When Good Partnerships Go Bad…

Fallouts between Partners can take your hard work and venture down with them. We recommend signing a Shareholders’ agreement to protect your interests is such situations

Do you need a Shareholders’ Agreement?

A shareholders’ agreement (SHA) is your best fall-back option in case your business partnership goes bad. Read on to know why and how….


The equity battle that Arunabh Kumar and Prashant Raj (of TVF Pitchers fame) are currently embroiled in, throws light on a very important issue in the startup ecosystem – the Falling out of Business Partners. While a partnership has a 30% better chance of survival (as against sole proprietorships), they also have a failure rate of over 50% (!)

While there is little you can do to salvage a failing partnership, when incorporating a company, we recommend signing a comprehensive Shareholders’ Agreement (SHA) in the first phase of your  startup story to protect your rights as well as your business. A crystal clear SHA is the bible of your relationship with your co-founders.

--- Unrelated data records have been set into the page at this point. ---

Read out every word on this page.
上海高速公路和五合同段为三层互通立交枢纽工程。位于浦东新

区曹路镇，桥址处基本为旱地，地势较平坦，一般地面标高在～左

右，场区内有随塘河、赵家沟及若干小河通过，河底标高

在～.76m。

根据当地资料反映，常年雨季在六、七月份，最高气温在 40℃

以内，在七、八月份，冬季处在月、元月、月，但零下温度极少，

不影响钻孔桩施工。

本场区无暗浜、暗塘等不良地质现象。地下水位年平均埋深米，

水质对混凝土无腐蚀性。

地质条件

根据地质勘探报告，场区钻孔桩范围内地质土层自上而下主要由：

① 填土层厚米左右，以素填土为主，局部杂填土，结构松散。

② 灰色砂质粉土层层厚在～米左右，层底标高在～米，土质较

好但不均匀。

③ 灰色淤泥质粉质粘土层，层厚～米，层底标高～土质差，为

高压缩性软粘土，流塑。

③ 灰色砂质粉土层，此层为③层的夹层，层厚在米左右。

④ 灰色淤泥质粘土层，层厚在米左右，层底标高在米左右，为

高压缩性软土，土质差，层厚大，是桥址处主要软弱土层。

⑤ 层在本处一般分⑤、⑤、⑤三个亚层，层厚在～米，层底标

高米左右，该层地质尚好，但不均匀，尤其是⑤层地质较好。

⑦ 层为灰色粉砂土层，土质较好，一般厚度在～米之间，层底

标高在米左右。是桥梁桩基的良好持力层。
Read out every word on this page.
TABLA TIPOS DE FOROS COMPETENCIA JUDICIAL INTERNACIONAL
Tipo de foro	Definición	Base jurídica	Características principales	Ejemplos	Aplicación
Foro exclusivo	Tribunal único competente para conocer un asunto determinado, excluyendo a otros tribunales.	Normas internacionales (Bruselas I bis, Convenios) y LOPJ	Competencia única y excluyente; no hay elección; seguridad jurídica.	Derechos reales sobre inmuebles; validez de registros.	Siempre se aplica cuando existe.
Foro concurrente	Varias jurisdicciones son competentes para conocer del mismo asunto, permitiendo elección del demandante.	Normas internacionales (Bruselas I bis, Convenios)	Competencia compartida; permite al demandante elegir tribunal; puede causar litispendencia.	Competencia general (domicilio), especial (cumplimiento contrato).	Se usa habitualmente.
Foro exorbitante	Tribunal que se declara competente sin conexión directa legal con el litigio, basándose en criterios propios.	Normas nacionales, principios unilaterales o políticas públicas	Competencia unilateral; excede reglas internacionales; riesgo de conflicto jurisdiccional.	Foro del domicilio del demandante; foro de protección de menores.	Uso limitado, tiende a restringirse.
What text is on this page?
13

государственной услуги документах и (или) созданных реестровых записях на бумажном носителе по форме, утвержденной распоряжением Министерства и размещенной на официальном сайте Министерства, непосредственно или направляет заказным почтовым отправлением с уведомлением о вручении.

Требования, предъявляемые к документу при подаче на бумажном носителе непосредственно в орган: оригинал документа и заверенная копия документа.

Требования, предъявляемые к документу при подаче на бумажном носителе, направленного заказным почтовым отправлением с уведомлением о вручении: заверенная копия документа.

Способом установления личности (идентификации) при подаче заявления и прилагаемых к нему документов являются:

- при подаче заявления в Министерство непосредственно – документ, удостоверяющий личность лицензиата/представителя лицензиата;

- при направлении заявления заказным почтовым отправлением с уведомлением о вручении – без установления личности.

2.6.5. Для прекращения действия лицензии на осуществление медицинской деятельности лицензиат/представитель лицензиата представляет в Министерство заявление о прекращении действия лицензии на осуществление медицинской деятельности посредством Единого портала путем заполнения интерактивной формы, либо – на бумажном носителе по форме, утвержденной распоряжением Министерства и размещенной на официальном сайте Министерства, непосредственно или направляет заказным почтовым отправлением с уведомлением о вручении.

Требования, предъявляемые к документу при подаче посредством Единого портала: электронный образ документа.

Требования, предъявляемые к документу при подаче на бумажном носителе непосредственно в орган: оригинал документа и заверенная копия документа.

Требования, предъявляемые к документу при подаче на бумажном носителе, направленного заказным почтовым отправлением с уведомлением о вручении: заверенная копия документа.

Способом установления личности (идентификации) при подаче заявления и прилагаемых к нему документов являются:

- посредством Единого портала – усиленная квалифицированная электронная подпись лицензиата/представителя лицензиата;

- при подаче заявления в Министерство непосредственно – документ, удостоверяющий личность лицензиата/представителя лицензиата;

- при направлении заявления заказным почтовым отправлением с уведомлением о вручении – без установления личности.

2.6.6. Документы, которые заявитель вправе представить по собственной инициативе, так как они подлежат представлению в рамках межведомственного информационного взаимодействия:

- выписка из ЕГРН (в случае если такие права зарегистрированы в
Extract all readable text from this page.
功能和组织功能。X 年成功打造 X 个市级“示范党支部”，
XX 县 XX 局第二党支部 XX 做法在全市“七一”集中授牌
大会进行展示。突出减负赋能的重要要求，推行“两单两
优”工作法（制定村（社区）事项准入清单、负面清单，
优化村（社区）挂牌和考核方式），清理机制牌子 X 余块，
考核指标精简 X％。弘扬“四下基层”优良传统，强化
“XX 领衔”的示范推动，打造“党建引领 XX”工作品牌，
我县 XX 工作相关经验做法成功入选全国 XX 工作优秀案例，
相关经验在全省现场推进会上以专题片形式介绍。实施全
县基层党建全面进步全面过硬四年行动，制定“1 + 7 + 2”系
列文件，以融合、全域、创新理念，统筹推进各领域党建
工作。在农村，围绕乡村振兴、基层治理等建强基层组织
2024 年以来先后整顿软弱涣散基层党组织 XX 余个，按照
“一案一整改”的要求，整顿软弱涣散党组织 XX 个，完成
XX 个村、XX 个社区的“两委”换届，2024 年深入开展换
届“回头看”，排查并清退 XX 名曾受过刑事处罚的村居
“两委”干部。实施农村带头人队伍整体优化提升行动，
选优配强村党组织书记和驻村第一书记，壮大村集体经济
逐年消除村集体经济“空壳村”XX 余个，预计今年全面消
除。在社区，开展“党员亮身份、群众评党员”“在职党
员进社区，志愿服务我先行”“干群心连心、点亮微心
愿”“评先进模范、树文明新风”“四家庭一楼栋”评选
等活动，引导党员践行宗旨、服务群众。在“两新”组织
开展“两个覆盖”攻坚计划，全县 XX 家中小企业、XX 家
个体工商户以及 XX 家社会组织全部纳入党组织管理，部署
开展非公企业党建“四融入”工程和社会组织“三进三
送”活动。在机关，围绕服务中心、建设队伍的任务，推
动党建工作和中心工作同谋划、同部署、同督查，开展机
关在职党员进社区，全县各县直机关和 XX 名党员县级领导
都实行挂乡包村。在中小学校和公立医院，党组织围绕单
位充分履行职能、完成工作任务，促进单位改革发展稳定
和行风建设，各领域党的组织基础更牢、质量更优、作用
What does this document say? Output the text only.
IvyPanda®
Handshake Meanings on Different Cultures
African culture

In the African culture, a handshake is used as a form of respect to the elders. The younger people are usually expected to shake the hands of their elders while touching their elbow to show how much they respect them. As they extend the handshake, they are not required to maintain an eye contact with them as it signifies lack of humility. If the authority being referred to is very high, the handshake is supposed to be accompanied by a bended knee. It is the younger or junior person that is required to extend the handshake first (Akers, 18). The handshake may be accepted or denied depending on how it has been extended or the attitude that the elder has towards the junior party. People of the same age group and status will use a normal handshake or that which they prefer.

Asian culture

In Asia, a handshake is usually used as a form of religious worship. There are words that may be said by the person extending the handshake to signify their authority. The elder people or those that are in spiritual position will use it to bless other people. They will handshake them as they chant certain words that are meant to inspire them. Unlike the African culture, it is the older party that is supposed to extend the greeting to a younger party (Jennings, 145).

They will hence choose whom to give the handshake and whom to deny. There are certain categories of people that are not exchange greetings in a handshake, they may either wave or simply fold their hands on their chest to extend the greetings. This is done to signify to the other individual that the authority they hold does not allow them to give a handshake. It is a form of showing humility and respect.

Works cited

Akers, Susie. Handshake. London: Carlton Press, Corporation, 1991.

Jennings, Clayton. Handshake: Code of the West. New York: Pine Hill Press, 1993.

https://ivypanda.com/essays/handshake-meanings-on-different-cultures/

Here are 3 things you need to know about SHA

What is a SHA?

Simply put, it’s a contract:

  1. Who are the people who are the shareholders?
  2. How and who will operate the company?
  3. What are the shareholders' rights and obligations?

And what it’s not….

Image Source: cartoonstock.com

What does it do?

  1. Management of the Company: It outlines how the Company will be managed and operated – roles, responsibilities, decision making.
  2. Rights & Duties: It creates a legal binding on every member with regards to their rights and responsibilities towards the Company and other shareholders.
  3. Exit of Shareholders: It directs how a member may leave the company and what privileges or obligations he will have.
  4. Safeguards: It binds the current and exiting members through clauses on IPR, Confidentiality and Non Compete Clause to protect the Company and its Business

Is it enforceable on a new member?

No. A new shareholder is not bound by the SHA solely by the virtue of joining the company. He or She has to sign and accept the SHA (become party to the Agreement) and only then are its terms and conditions enforceable on the new shareholder.

Better Safe Than Sorry

A shotgun investment firm called Argosy Partners cashed in on the Partnership Fallout saga with the very innovative ‘I hate my partner’ campaign (Check it out here). A well-documented SHA  ives a clear view of how the company will function, ensures lesser hassle if there is a fall-out and most importantly, protects the business from going down with the partnership.